Stephan Tual, CCO of Ethereum project, penned this helpful article outlining some of the possibilities of the new technology. I recommend you read it.
In my own words, Ethereum can do to lawyers what Bitcoin is doing to bankers. Which is to say, Bitcoin exposes the inefficiency and inequality of a centralised banking system issuing debt money for profit. Central banks have responded with a coordinated public drubbing, and by erecting legal and financial barriers to Bitcoins free movement, thus preventing it from being either a currency or a tool for libertarians.
Meanwhile the same libertarian dream persists but with Ethereum as its new subject. You don't have to be Ray Kurzweil to predict efficiency gains for a society managed with transparent blockchain technologies. But as the Bitcoin dream becomes buried in legislation, we should be asking deeper questions about went wrong, whether it is salvageable, and how Ethereum might be similarly vulnerable.
What went wrong?
Bitcoin has met a similar fate to e-gold, because it was a similar design. We cannot disintermediate the banking system and stay alive and out of jail. What went wrong was that Bitcoin as a currency was practically designed to create wild speculation, and it was the spectacular gains which made Bitcoin such a sensation in the first place. The libertarian potential then seemed so much larger, but making money from speculation is, and remains always more appealing than going to jail. Taking on a global cartel to win economic freedom requires courage and sacrifice, not merely an internet protocol and a lot clever developers
Is Bitcoin salvageable?
A lot of people are still building out the infrastructure, but I'm not sure what they intend, now that Bitcoin isn't a currency. Perhaps they plan to operate from BTC friendly countries? When people are ready for liberty, they will use whatever tools are at hand. Bitcoin is still at hand.
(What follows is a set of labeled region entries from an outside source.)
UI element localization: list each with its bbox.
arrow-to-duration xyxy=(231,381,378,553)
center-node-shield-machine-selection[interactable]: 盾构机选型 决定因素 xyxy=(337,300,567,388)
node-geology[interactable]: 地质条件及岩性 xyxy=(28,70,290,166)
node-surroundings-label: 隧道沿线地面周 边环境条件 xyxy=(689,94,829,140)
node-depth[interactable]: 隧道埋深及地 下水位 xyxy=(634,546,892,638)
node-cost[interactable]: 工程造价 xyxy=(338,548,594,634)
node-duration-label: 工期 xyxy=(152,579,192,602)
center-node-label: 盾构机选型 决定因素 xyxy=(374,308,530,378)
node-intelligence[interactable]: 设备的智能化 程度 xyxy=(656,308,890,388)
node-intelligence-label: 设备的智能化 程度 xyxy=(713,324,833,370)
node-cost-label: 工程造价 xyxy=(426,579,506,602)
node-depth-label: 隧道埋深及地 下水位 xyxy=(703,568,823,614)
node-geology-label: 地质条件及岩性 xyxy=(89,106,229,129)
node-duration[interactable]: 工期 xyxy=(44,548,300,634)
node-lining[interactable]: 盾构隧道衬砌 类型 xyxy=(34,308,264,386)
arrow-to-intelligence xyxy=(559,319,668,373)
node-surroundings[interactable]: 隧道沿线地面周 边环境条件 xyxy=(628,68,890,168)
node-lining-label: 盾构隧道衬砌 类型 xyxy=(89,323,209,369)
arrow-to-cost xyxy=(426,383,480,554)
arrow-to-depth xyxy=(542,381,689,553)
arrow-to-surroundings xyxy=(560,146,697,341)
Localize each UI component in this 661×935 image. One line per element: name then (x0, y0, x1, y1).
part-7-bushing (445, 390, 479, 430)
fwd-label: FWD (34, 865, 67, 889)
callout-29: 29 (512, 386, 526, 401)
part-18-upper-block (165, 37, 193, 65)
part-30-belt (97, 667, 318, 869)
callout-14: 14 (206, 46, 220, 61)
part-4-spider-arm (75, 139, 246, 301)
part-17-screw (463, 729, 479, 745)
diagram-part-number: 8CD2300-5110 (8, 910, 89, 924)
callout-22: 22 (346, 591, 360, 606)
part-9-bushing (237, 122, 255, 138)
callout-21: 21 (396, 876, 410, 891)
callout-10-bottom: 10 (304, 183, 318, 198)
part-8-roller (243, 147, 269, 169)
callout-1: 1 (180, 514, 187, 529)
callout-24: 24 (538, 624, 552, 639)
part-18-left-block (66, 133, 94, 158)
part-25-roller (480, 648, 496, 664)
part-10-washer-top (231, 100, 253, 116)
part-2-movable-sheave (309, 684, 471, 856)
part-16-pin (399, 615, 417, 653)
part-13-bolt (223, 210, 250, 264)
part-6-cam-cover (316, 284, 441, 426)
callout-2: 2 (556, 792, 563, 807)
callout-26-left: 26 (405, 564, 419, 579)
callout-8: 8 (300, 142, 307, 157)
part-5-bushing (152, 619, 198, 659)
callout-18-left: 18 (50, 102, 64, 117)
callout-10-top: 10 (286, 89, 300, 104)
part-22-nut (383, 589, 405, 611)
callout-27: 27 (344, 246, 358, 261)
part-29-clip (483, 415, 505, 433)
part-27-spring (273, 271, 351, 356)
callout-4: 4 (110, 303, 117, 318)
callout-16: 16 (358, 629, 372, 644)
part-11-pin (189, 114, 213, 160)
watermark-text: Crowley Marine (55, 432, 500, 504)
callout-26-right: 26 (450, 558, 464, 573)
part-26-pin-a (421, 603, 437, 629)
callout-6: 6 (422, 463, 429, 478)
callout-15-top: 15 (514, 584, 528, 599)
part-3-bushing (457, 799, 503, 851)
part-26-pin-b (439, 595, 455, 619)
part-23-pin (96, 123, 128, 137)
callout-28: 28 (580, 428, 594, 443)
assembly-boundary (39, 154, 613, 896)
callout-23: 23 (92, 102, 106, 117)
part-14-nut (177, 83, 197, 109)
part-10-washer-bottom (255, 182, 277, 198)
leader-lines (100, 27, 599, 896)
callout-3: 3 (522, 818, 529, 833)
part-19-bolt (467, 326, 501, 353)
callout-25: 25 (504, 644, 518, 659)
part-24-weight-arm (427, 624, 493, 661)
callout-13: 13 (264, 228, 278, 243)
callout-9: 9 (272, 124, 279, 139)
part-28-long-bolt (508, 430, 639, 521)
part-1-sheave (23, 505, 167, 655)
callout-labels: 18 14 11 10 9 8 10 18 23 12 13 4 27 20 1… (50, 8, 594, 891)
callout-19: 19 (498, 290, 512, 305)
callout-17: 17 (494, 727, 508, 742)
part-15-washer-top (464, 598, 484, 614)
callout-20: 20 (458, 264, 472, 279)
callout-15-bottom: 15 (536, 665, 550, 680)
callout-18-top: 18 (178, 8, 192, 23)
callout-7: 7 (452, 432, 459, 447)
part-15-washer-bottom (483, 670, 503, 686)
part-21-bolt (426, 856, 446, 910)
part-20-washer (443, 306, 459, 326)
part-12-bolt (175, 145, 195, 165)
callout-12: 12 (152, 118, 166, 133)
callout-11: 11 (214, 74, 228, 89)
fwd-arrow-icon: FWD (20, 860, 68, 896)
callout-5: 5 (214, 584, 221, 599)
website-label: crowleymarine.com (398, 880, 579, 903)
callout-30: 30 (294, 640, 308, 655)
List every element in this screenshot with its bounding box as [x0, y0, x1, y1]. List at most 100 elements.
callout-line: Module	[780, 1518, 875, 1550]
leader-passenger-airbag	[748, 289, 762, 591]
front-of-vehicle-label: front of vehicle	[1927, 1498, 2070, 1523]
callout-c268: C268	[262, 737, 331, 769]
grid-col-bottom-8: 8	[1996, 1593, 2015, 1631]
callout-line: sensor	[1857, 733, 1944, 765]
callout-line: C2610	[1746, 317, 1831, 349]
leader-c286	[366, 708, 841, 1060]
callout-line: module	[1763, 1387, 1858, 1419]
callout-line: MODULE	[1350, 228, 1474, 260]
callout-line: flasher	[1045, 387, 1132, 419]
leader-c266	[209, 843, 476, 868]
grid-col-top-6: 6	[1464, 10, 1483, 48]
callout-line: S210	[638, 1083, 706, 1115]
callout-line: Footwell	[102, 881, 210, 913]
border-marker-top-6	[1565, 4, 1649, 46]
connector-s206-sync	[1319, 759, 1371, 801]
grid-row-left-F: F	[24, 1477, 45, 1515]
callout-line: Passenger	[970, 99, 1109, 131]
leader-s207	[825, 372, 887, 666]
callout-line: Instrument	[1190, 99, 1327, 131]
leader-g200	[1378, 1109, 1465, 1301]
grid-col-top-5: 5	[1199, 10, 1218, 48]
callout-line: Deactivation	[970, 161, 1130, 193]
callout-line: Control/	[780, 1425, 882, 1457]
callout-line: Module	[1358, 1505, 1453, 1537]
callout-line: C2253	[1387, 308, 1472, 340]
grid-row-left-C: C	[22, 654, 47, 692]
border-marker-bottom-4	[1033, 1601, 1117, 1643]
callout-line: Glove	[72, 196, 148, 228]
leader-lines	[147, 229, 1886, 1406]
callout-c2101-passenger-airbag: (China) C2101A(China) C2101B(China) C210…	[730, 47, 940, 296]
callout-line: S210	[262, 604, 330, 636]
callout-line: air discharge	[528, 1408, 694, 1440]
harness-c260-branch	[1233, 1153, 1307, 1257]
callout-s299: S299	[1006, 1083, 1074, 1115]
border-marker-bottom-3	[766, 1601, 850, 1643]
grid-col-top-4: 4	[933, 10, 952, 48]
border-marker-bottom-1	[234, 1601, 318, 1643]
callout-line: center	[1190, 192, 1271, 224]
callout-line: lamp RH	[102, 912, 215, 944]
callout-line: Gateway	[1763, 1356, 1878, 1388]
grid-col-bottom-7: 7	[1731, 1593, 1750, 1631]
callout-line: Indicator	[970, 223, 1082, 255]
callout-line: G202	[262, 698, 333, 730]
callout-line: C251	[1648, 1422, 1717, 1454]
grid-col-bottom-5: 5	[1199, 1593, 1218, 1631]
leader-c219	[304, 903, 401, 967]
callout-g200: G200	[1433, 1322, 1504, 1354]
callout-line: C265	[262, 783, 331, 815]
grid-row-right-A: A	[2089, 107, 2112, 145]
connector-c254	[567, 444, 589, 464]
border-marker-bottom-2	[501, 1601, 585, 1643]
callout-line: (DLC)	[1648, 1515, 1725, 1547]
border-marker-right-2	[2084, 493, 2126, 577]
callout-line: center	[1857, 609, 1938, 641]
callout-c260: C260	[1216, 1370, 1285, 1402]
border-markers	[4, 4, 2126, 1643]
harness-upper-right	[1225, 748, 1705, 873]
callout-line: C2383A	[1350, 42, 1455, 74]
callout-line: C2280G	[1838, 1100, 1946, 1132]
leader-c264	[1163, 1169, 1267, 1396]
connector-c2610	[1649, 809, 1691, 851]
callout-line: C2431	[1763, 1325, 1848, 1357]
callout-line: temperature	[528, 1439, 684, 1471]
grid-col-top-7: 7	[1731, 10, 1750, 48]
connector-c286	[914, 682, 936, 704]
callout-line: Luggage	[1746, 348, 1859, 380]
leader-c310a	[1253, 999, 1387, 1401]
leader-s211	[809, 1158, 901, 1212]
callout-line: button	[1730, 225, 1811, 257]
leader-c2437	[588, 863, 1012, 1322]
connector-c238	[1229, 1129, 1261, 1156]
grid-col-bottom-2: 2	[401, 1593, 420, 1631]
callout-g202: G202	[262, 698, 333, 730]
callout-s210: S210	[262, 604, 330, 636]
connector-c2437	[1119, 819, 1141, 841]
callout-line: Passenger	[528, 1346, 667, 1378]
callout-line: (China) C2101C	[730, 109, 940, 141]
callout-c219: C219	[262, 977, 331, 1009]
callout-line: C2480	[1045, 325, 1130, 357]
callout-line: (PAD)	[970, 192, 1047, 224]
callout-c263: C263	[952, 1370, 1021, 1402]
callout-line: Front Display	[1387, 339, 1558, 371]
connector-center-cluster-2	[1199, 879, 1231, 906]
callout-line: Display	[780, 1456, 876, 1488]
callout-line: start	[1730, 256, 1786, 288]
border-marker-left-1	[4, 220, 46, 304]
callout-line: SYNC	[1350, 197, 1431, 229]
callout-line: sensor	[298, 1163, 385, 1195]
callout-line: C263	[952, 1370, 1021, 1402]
How is Ethereum similarly vulnerable?
We can hope that Ethereum's internal currency, Ether, won't be subject to the same speculation that Bitcoin was. And Ethereum itself cannot really be regulated. Ideally the world's governments would say - "at last! a chance to be properly transparent and accountable to the People" But more likely Ethereum contracts will have to carve out their own niche in common law in order to have any legal validity at all. One day someone will be unhappy with a smart contract and will take it to the national court. The court will rule that Ethereum contracts are subject to national laws, and amount to nothing more than a private agreement. The libertarian dream will die right there, and ethereum will be relegated to a transparent accounting platform for social businesses and NGOs. Most of the efficiency gains will go, as always, to the 0.01% and life will carry on as usual.
Humanity faces a number of challenges, namely rent-seekers, interest on money, obligatory taxes, warmongering governments, snooping security services and catastrophic climate change. Therefore I call on Stephan and all the Ethereals to outline whether and how Ethereum might help us, the people, to address these pressing challenges.